Небольшая подстриженная бородка, небогатый опрятный наряд, маленькая шапочка с искусно накрученной на ней толстым слоем шелковой материи – подобной той, что носил на талии мастер Ли, а главное – умные печальные глаза.
– Он многое повидал, – решил Свет, подходя именно к нему и спрашивая, – мир тебе, добрый человек; о чем сокрушается этот, несомненно, очень почтенный торговец?
Вид последнего недвусмысленно указывал на род его занятий. Старец воззрился на охотника с некоторым удивлением.
– Понятно, – весело подумал Свет, – не ожидал такой почтительности от юнца, разгуливающего по свету с луком за плечами, – может, ты не будешь удивляться, когда узнаешь, рядом с кем я прожил последний месяц?
Незнакомец тоже поклонился:
– Меня зовут Би Рослан, – не стал чинится он, первым представляясь молодому охотнику.
– Свет, – коротко представился охотник.
– Мир и тебе, Свет! Почтенный Алмазар сегодня лишился своей охраны. Нет, – поправился он почти весело, – самому ему ничего не грозит. Он лишился охраны своего товара. Четверо бездельников покинули нас сегодня, заявив, что купец слишком мало платит им.
– Слишком мало?! – подскочил к ним Алмазар, сразу переходя на понятный Свету дуганский, – да они съели и выпили больше, чем я заработаю, продав весь свой товар. Да еще по золотому в счет оплаты получили – как раз вчера. И покинули, когда должна была начаться настоящая работа.
– А далеко ли вы путь держите, почтеннейший? – задавая этот вопрос, Свет прикидывал, не присоединиться ли ему к каравану – хотя бы на время.
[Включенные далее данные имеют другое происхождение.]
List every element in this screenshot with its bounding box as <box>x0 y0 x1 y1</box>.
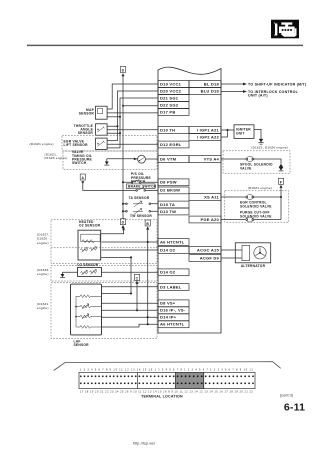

Проигрывая при этом в скорости и времени, он, несомненно, выигрывал в безопасности. Да и ненужных вопросов и подозрений от патрулей, которые шныряли по всему Хурасану, тоже можно было избежать.
Алмазар уже отскочил, продолжая угрожать кулаками ни в чем не повинному небу.
За него ответил старик:
– Мы держим путь в Шахрихан.
– А будет ли ваш путь пролегать мимо города, именуемого Зеленградом.
– Мы будем проезжать мимо некогда славного Зеленграда.
Свет не стал заострять сейчас внимания на этом достаточно нелестном эпитете, которым наградил Би Рослан столицу его предка.
– Тогда, может быть, почтенный Алмазар возьмет меня охранять его товары?
Торговец сразу замолчал, принявшись рассматривать внушительную фигуру охотника.
– Нас двое, – показал Свет на Волка. Пес, неторопливо приблизившийся к хозяину, вызывал невольное уважение своим свирепым видом.
– Что ты умеешь? – теперь уже заинтересованно спросил Алмазар.
Свет пожал плечами. Он поискал взглядом, на чем можно показать свое умение. Вдруг он вскинул руку вверх, показывая на коршуна, который высоко в небе нарезал круг за кругом, выглядывая мелкую живность на постоялом дворе. Все взгляды метнулись вслед за этим жестом, поэтому никто не увидел, как охотник плавным движением вытянул из колчана стрелу, одновременно изготавливая лук к выстрелу. Бесшумная оперенная смерть улетела навстречу птице, и та вдруг дернулась под взглядами людей, словно наткнулась в полете на невидимую стену.